KILASNETWORK.COM – Kementerian Pertanian (Kementan) mencatat sebanyak 3.233 hektare lahan padi yang terdampak kekeringan di Kabupaten Lamongan, Jawa Timur, telah berhasil dialiri air hingga 29 Agustus 2026. Upaya tersebut dilakukan untuk mengantisipasi dampak El Nino terhadap lahan pertanian dan menjaga keberlangsungan tanaman padi.
Dari total 3.450 hektare lahan padi yang terdampak kekeringan di tujuh kecamatan, masih terdapat 217 hektare yang dalam proses penanganan.
Penanganan dilakukan melalui optimalisasi pompanisasi serta normalisasi saluran irigasi. Langkah tersebut ditujukan untuk memastikan ketersediaan air bagi tanaman padi di tengah kondisi cuaca kering.
Kecamatan Kalitengah menjadi salah satu wilayah dengan luasan lahan terdampak yang telah mendapatkan penanganan.

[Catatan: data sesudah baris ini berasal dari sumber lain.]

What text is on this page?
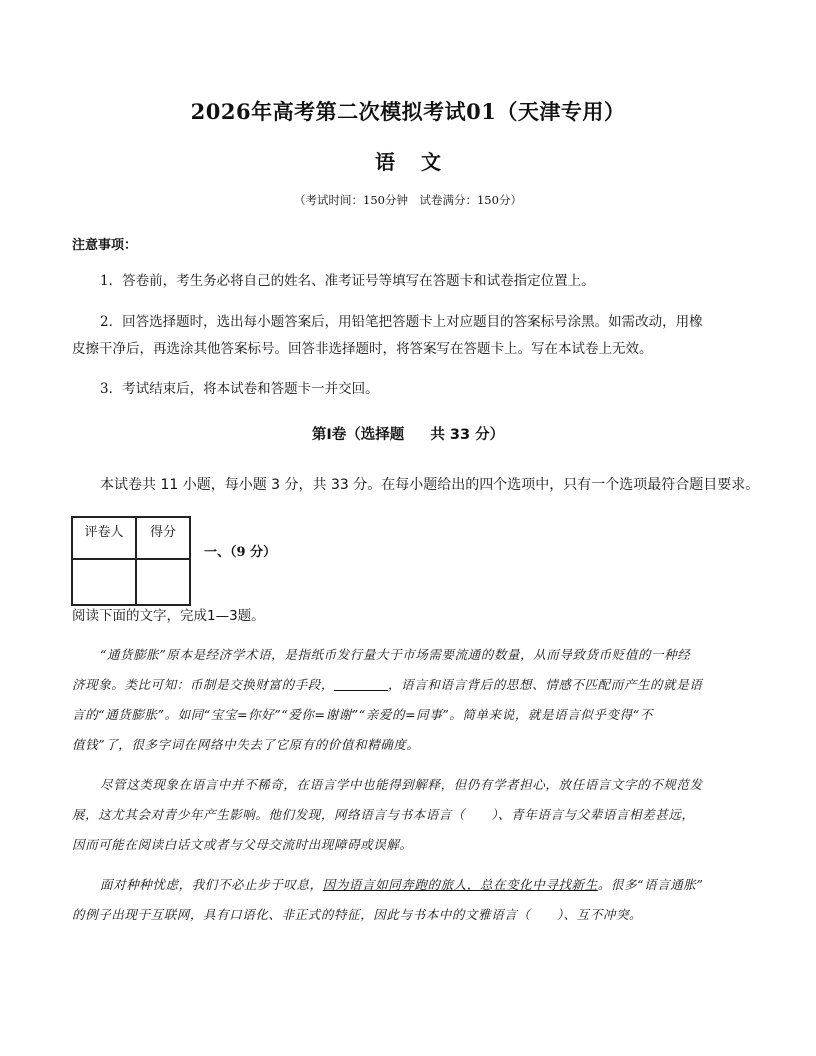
2026年高考第二次模拟考试01（天津专用）
语文
（考试时间：150分钟　试卷满分：150分）
注意事项：
1．答卷前，考生务必将自己的姓名、准考证号等填写在答题卡和试卷指定位置上。
2．回答选择题时，选出每小题答案后，用铅笔把答题卡上对应题目的答案标号涂黑。如需改动，用橡
皮擦干净后，再选涂其他答案标号。回答非选择题时，将答案写在答题卡上。写在本试卷上无效。
3．考试结束后，将本试卷和答题卡一并交回。
第Ⅰ卷（选择题 共 33 分）
本试卷共 11 小题，每小题 3 分，共 33 分。在每小题给出的四个选项中，只有一个选项最符合题目要求。
评卷人	得分
一、（9 分）
阅读下面的文字，完成1—3题。
“通货膨胀”原本是经济学术语，是指纸币发行量大于市场需要流通的数量，从而导致货币贬值的一种经
济现象。类比可知：币制是交换财富的手段，	，语言和语言背后的思想、情感不匹配而产生的就是语
言的“通货膨胀”。如同“宝宝=你好”“爱你=谢谢”“亲爱的=同事”。简单来说，就是语言似乎变得“不
值钱”了，很多字词在网络中失去了它原有的价值和精确度。
尽管这类现象在语言中并不稀奇，在语言学中也能得到解释，但仍有学者担心，放任语言文字的不规范发
展，这尤其会对青少年产生影响。他们发现，网络语言与书本语言（　　）、青年语言与父辈语言相差甚远，
因而可能在阅读白话文或者与父母交流时出现障碍或误解。
面对种种忧虑，我们不必止步于叹息，因为语言如同奔跑的旅人，总在变化中寻找新生。很多“语言通胀”
的例子出现于互联网，具有口语化、非正式的特征，因此与书本中的文雅语言（　　）、互不冲突。
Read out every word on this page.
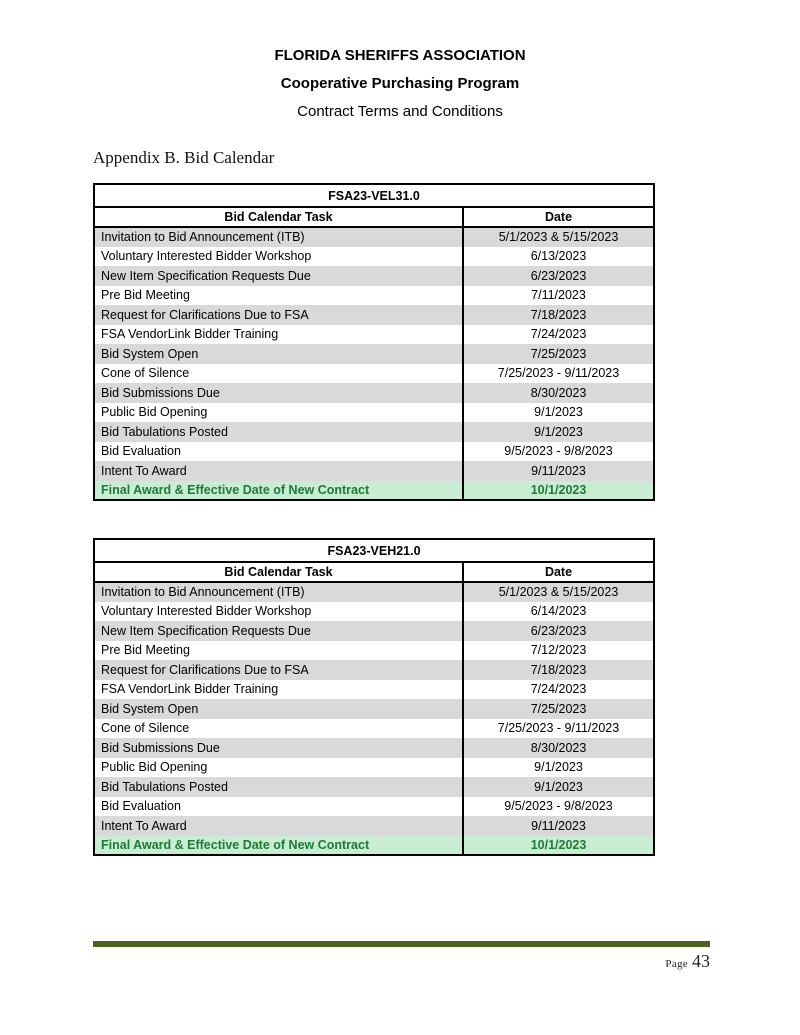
FLORIDA SHERIFFS ASSOCIATION
Cooperative Purchasing Program
Contract Terms and Conditions
Appendix B. Bid Calendar
FSA23-VEL31.0	
Bid Calendar Task	Date
Invitation to Bid Announcement (ITB)	5/1/2023 & 5/15/2023
Voluntary Interested Bidder Workshop	6/13/2023
New Item Specification Requests Due	6/23/2023
Pre Bid Meeting	7/11/2023
Request for Clarifications Due to FSA	7/18/2023
FSA VendorLink Bidder Training	7/24/2023
Bid System Open	7/25/2023
Cone of Silence	7/25/2023 - 9/11/2023
Bid Submissions Due	8/30/2023
Public Bid Opening	9/1/2023
Bid Tabulations Posted	9/1/2023
Bid Evaluation	9/5/2023 - 9/8/2023
Intent To Award	9/11/2023
Final Award & Effective Date of New Contract	10/1/2023
FSA23-VEH21.0	
Bid Calendar Task	Date
Invitation to Bid Announcement (ITB)	5/1/2023 & 5/15/2023
Voluntary Interested Bidder Workshop	6/14/2023
New Item Specification Requests Due	6/23/2023
Pre Bid Meeting	7/12/2023
Request for Clarifications Due to FSA	7/18/2023
FSA VendorLink Bidder Training	7/24/2023
Bid System Open	7/25/2023
Cone of Silence	7/25/2023 - 9/11/2023
Bid Submissions Due	8/30/2023
Public Bid Opening	9/1/2023
Bid Tabulations Posted	9/1/2023
Bid Evaluation	9/5/2023 - 9/8/2023
Intent To Award	9/11/2023
Final Award & Effective Date of New Contract	10/1/2023
Page 43
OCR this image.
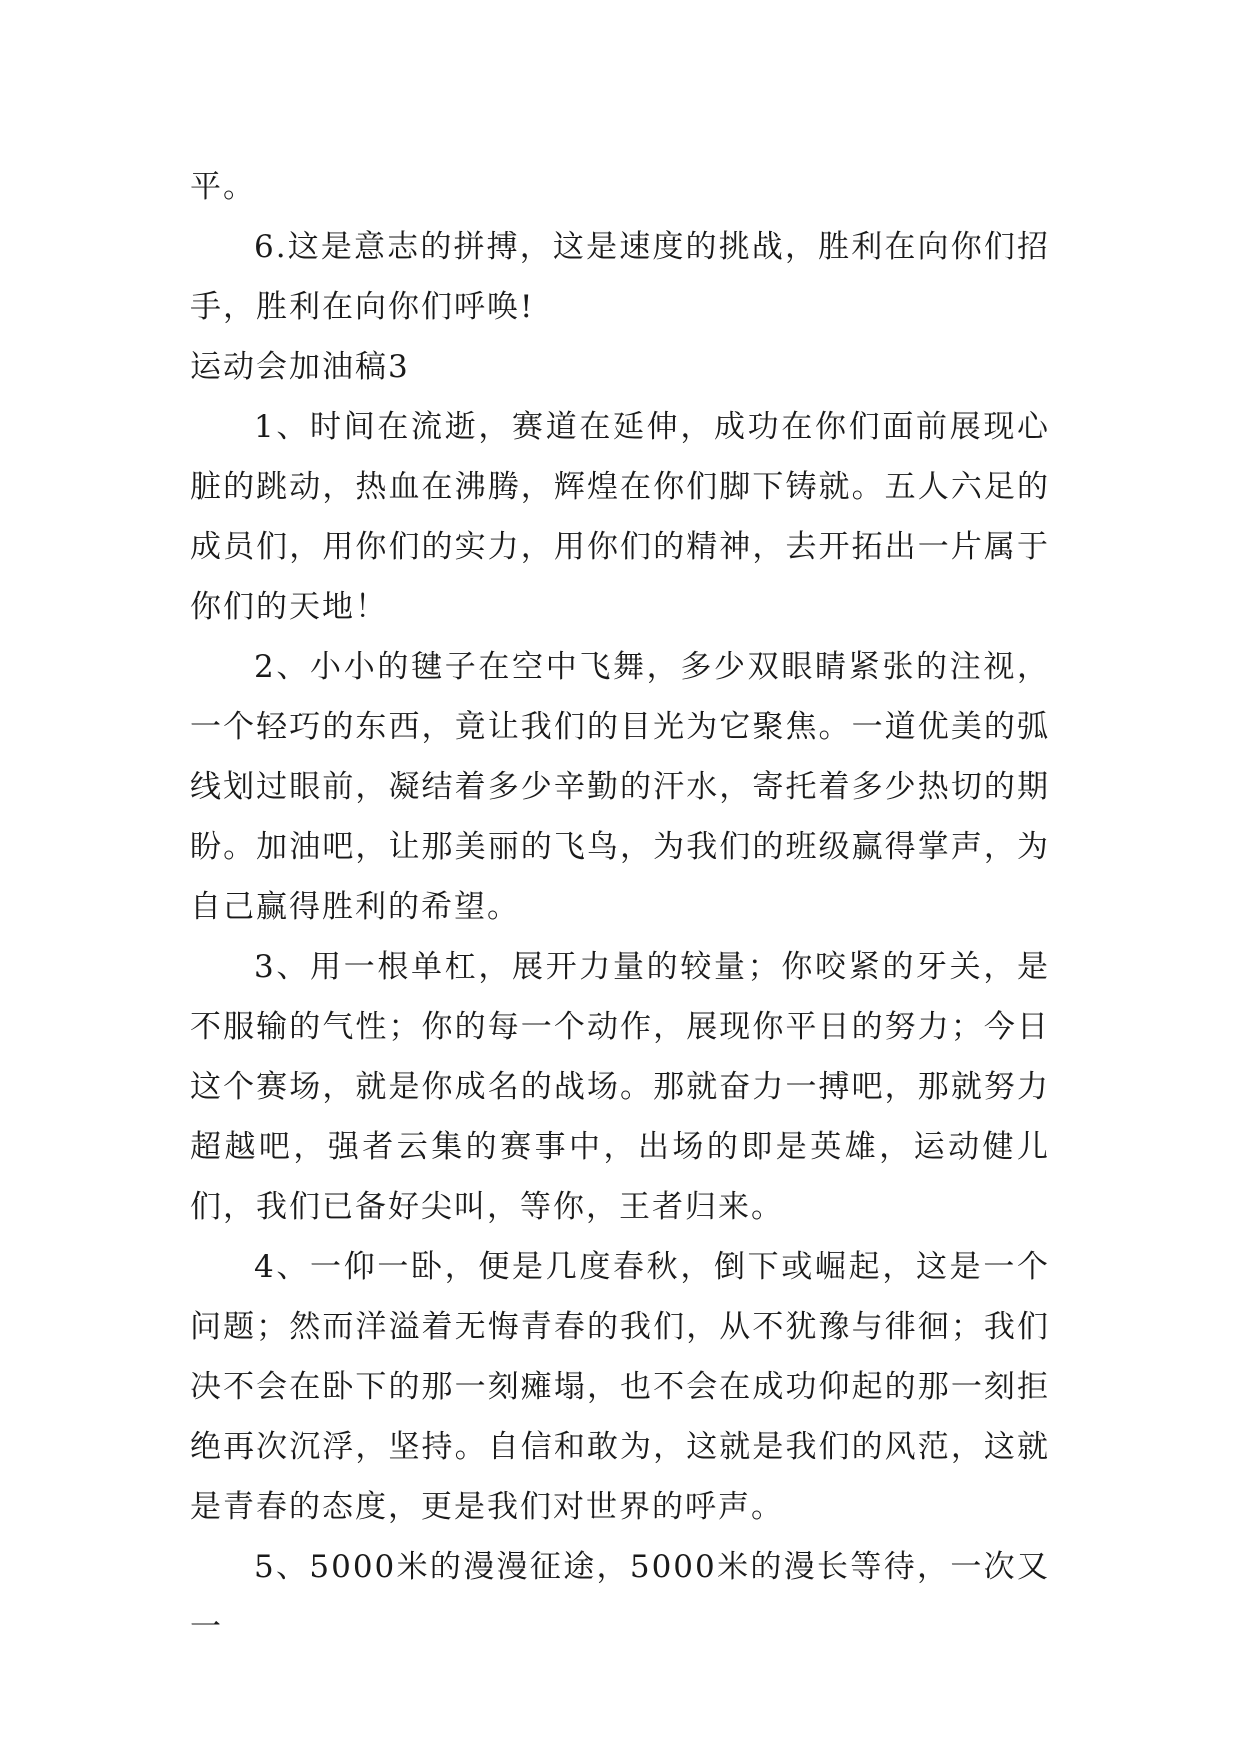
平。

6.这是意志的拼搏，这是速度的挑战，胜利在向你们招手，胜利在向你们呼唤!

运动会加油稿3

1、时间在流逝，赛道在延伸，成功在你们面前展现心脏的跳动，热血在沸腾，辉煌在你们脚下铸就。五人六足的成员们，用你们的实力，用你们的精神，去开拓出一片属于你们的天地！

2、小小的毽子在空中飞舞，多少双眼睛紧张的注视，一个轻巧的东西，竟让我们的目光为它聚焦。一道优美的弧线划过眼前，凝结着多少辛勤的汗水，寄托着多少热切的期盼。加油吧，让那美丽的飞鸟，为我们的班级赢得掌声，为自己赢得胜利的希望。

3、用一根单杠，展开力量的较量；你咬紧的牙关，是不服输的气性；你的每一个动作，展现你平日的努力；今日这个赛场，就是你成名的战场。那就奋力一搏吧，那就努力超越吧，强者云集的赛事中，出场的即是英雄，运动健儿们，我们已备好尖叫，等你，王者归来。

4、一仰一卧，便是几度春秋，倒下或崛起，这是一个问题；然而洋溢着无悔青春的我们，从不犹豫与徘徊；我们决不会在卧下的那一刻瘫塌，也不会在成功仰起的那一刻拒绝再次沉浮，坚持。自信和敢为，这就是我们的风范，这就是青春的态度，更是我们对世界的呼声。

5、5000米的漫漫征途，5000米的漫长等待，一次又一
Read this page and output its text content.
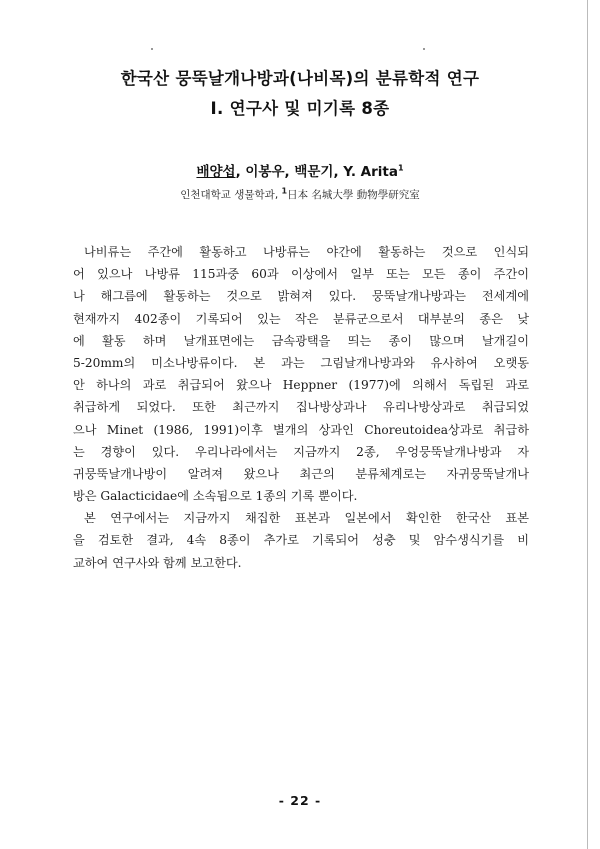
한국산 뭉뚝날개나방과(나비목)의 분류학적 연구
I. 연구사 및 미기록 8종
배양섭, 이봉우, 백문기, Y. Arita$^1$
인천대학교 생물학과, $^1$日本 名城大學 動物學研究室
나비류는 주간에 활동하고 나방류는 야간에 활동하는 것으로 인식되
어 있으나 나방류 115과중 60과 이상에서 일부 또는 모든 종이 주간이
나 해그름에 활동하는 것으로 밝혀져 있다. 뭉뚝날개나방과는 전세계에
현재까지 402종이 기록되어 있는 작은 분류군으로서 대부분의 종은 낮
에 활동 하며 날개표면에는 금속광택을 띄는 종이 많으며 날개길이
5-20mm의 미소나방류이다. 본 과는 그림날개나방과와 유사하여 오랫동
안 하나의 과로 취급되어 왔으나 Heppner (1977)에 의해서 독립된 과로
취급하게 되었다. 또한 최근까지 집나방상과나 유리나방상과로 취급되었
으나 Minet (1986, 1991)이후 별개의 상과인 Choreutoidea상과로 취급하
는 경향이 있다. 우리나라에서는 지금까지 2종, 우엉뭉뚝날개나방과 자
귀뭉뚝날개나방이 알려져 왔으나 최근의 분류체계로는 자귀뭉뚝날개나
방은 Galacticidae에 소속됨으로 1종의 기록 뿐이다.
본 연구에서는 지금까지 채집한 표본과 일본에서 확인한 한국산 표본
을 검토한 결과, 4속 8종이 추가로 기록되어 성충 및 암수생식기를 비
교하여 연구사와 함께 보고한다.
- 22 -
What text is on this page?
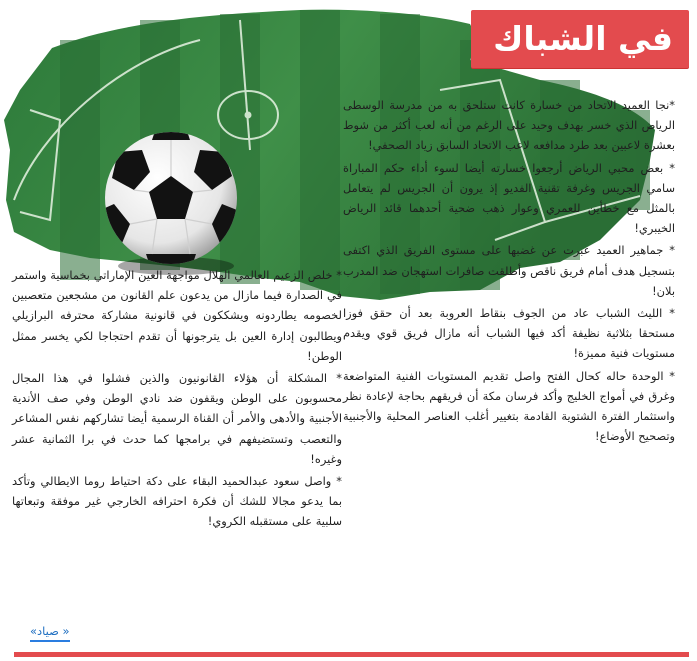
في الشباك

*نجا العميد الاتحاد من خسارة كانت ستلحق به من مدرسة الوسطى الرياض الذي خسر بهدف وحيد على الرغم من أنه لعب أكثر من شوط بعشرة لاعبين بعد طرد مدافعه لاعب الاتحاد السابق زياد الصحفي!

* بعض محبي الرياض أرجعوا خسارته أيضا لسوء أداء حكم المباراة سامي الجريس وغرفة تقنية الفديو إذ يرون أن الجريس لم يتعامل بالمثل مع خطأين للعمري وعوار ذهب ضحية أحدهما قائد الرياض الخيبري!

* جماهير العميد عبرت عن غضبها على مستوى الفريق الذي اكتفى بتسجيل هدف أمام فريق ناقص وأطلقت صافرات استهجان ضد المدرب بلان!

* الليث الشباب عاد من الجوف بنقاط العروبة بعد أن حقق فوزا مستحقا بثلاثية نظيفة أكد فيها الشباب أنه مازال فريق قوي ويقدم مستويات فنية مميزة!

* الوحدة حاله كحال الفتح واصل تقديم المستويات الفنية المتواضعة وغرق في أمواج الخليج وأكد فرسان مكة أن فريقهم بحاجة لإعادة نظر واستثمار الفترة الشتوية القادمة بتغيير أغلب العناصر المحلية والأجنبية وتصحيح الأوضاع!

* خلص الزعيم العالمي الهلال مواجهة العين الإماراتي بخماسية واستمر في الصدارة فيما مازال من يدعون علم القانون من مشجعين متعصبين لخصومه يطاردونه ويشككون في قانونية مشاركة محترفه البرازيلي ويطالبون إدارة العين بل يترجونها أن تقدم احتجاجا لكي يخسر ممثل الوطن!

* المشكلة أن هؤلاء القانونيون والذين فشلوا في هذا المجال محسوبون على الوطن ويقفون ضد نادي الوطن وفي صف الأندية الأجنبية والأدهى والأمر أن القناة الرسمية أيضا تشاركهم نفس المشاعر والتعصب وتستضيفهم في برامجها كما حدث في برا الثمانية عشر وغيره!

* واصل سعود عبدالحميد البقاء على دكة احتياط روما الايطالي وتأكد بما يدعو مجالا للشك أن فكرة احترافه الخارجي غير موفقة وتبعاتها سلبية على مستقبله الكروي!

« صياد»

Dari 1.855 hektare lahan padi berusia nol hingga 40 hari setelah tanam (HST), seluruhnya telah berhasil dialiri air.
Penanganan juga telah tuntas di Kecamatan Karang Binangun. Sebanyak 248 hektare lahan padi berusia 30 hingga 40 HST di wilayah tersebut telah mendapatkan aliran air.
Kondisi serupa terjadi di Kecamatan Glagah. Sebanyak 15 hektare lahan padi berusia 46 hingga 60 HST yang terdampak kekeringan telah berhasil dialiri.
Sementara itu, di Kecamatan Deket, dari total 397 hektare lahan terdampak, sebanyak 380 hektare telah mendapatkan aliran air. Sebanyak 17 hektare lainnya masih dalam proses penanganan.
Kecamatan Turi menjadi wilayah dengan lahan terdampak yang masih membutuhkan penanganan cukup besar. Dari total 791 hektare lahan terdampak, sebanyak 622 hektare telah berhasil dialiri, sedangkan 169 hektare masih dalam proses penanganan.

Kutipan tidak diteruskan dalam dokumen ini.